Ева Миллс
Ева. Книга 2
Silence[1]. Часть 2
Глава 1. Судьба шута
«Книги не дают по-настоящему бежать от действительности, но они могут не дать разуму разодрать самого себя в кровавые клочья»[2].
Книги всегда были моим убежищем. По ним я училась любить, дружить, мечтать и воспитывать ребенка. К ним обращалась в минуты душевной слабости, уныния или печали. Когда меня спрашивают:
«Что ты находишь на этих пыльных страницах, почему так привязана к ним? Оглянись, вернись в реальность!» – я никогда не утруждаю себя ответом. Зачем? Кто не тонул в бескрайнем океане историй, тому не объяснить, что моя – лишь капля, а я бы хотела стать дождем, побывать в разных мирах и временах, притвориться священником, блудницей, тираном, самурайским мечом – пролиться на землю ливнем выдуманных жизней.
Особенно когда так не хочется жить свою».
Ноябрь 2003 – Январь 2005
Знакомые ладони закрыли мне глаза.
Я улыбнулась и положила свои руки поверх.
– Я опоздала, да?
– Угу.

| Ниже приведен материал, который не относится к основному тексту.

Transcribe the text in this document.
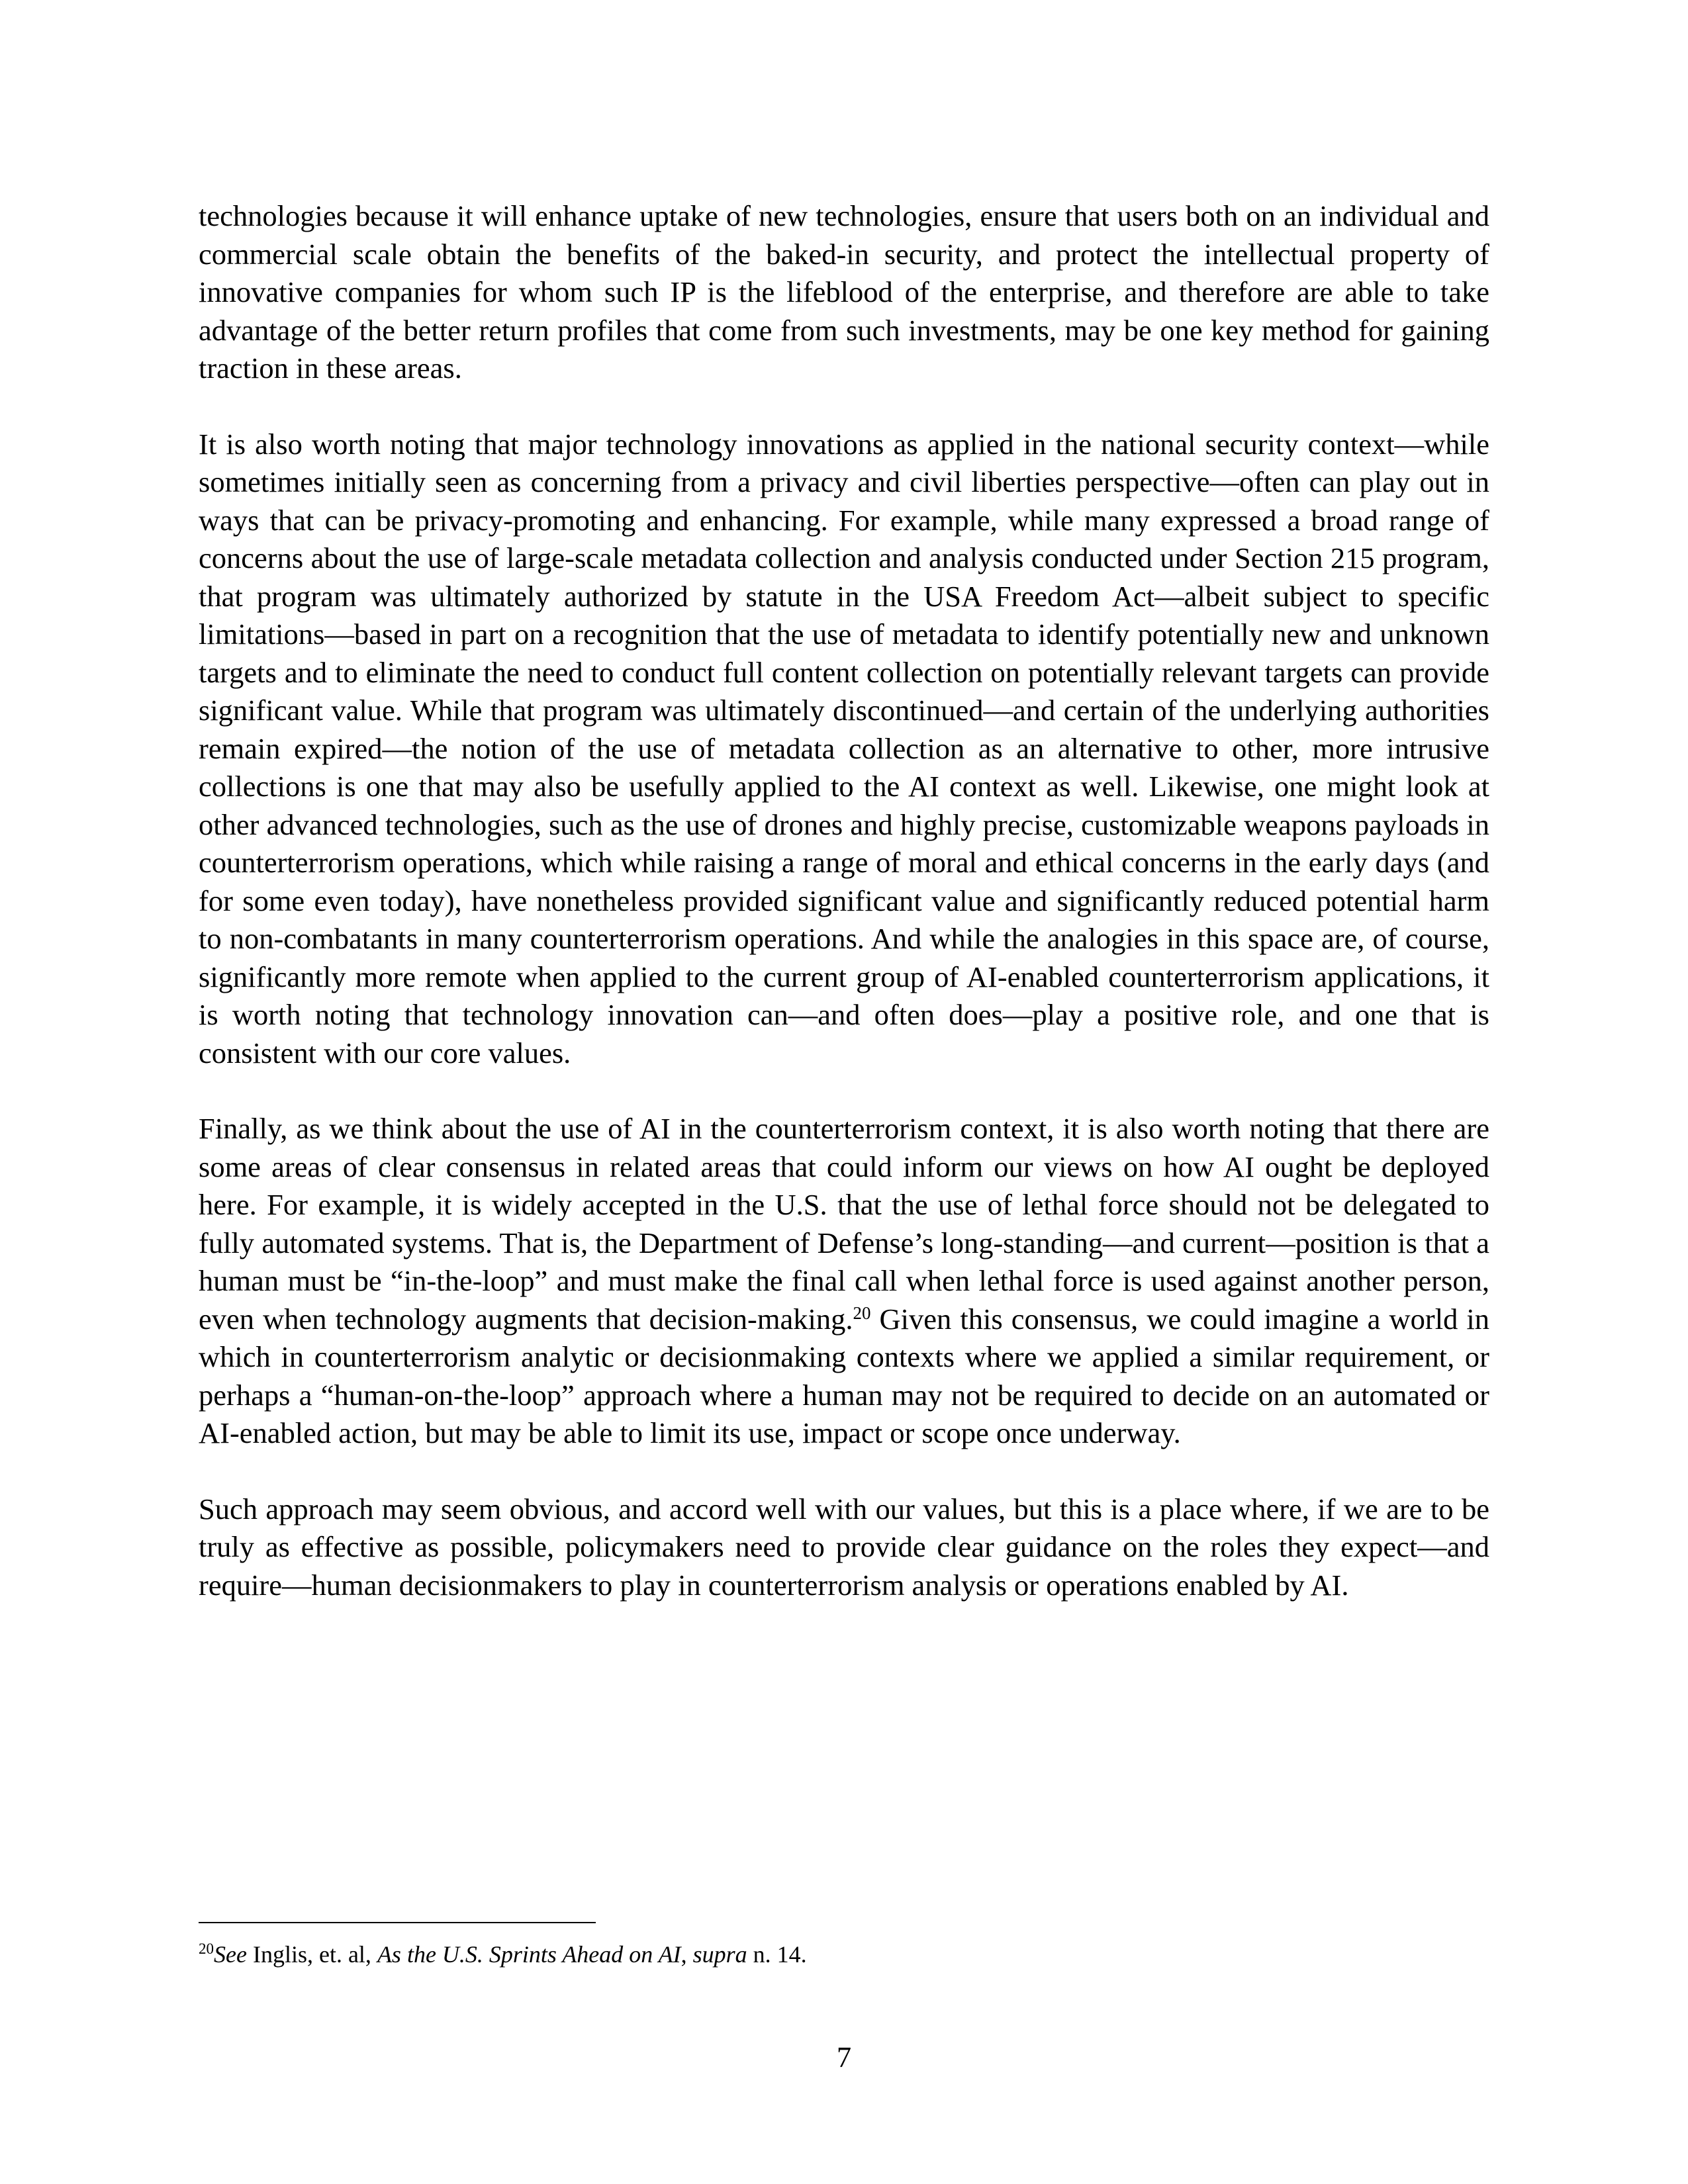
technologies because it will enhance uptake of new technologies, ensure that users both on an individual and commercial scale obtain the benefits of the baked-in security, and protect the intellectual property of innovative companies for whom such IP is the lifeblood of the enterprise, and therefore are able to take advantage of the better return profiles that come from such investments, may be one key method for gaining traction in these areas.

It is also worth noting that major technology innovations as applied in the national security context—while sometimes initially seen as concerning from a privacy and civil liberties perspective—often can play out in ways that can be privacy-promoting and enhancing. For example, while many expressed a broad range of concerns about the use of large-scale metadata collection and analysis conducted under Section 215 program, that program was ultimately authorized by statute in the USA Freedom Act—albeit subject to specific limitations—based in part on a recognition that the use of metadata to identify potentially new and unknown targets and to eliminate the need to conduct full content collection on potentially relevant targets can provide significant value. While that program was ultimately discontinued—and certain of the underlying authorities remain expired—the notion of the use of metadata collection as an alternative to other, more intrusive collections is one that may also be usefully applied to the AI context as well. Likewise, one might look at other advanced technologies, such as the use of drones and highly precise, customizable weapons payloads in counterterrorism operations, which while raising a range of moral and ethical concerns in the early days (and for some even today), have nonetheless provided significant value and significantly reduced potential harm to non-combatants in many counterterrorism operations. And while the analogies in this space are, of course, significantly more remote when applied to the current group of AI-enabled counterterrorism applications, it is worth noting that technology innovation can—and often does—play a positive role, and one that is consistent with our core values.

Finally, as we think about the use of AI in the counterterrorism context, it is also worth noting that there are some areas of clear consensus in related areas that could inform our views on how AI ought be deployed here. For example, it is widely accepted in the U.S. that the use of lethal force should not be delegated to fully automated systems. That is, the Department of Defense’s long-standing—and current—position is that a human must be “in-the-loop” and must make the final call when lethal force is used against another person, even when technology augments that decision-making.$^{20}$ Given this consensus, we could imagine a world in which in counterterrorism analytic or decisionmaking contexts where we applied a similar requirement, or perhaps a “human-on-the-loop” approach where a human may not be required to decide on an automated or AI-enabled action, but may be able to limit its use, impact or scope once underway.

Such approach may seem obvious, and accord well with our values, but this is a place where, if we are to be truly as effective as possible, policymakers need to provide clear guidance on the roles they expect—and require—human decisionmakers to play in counterterrorism analysis or operations enabled by AI.

$^{20}$See Inglis, et. al, As the U.S. Sprints Ahead on AI, supra n. 14.

7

Как всегда. – голос Лукаса звучал невнятно, потому что он одновременно пытался целовать мою шею и говорить. – На меня возложена миссия вызволить тебя из-под чар магазина и вернуть в тепло семейного очага.
– Мариза?
– Уже там.
– Подарок?
– У Маризы.
– Без нас не начнут?
– Ни в коем разе.
– Тогда, мне кажется, тебе стоит убрать руки из-под моей блузки.
Локи демонстративно вздохнул и покорился.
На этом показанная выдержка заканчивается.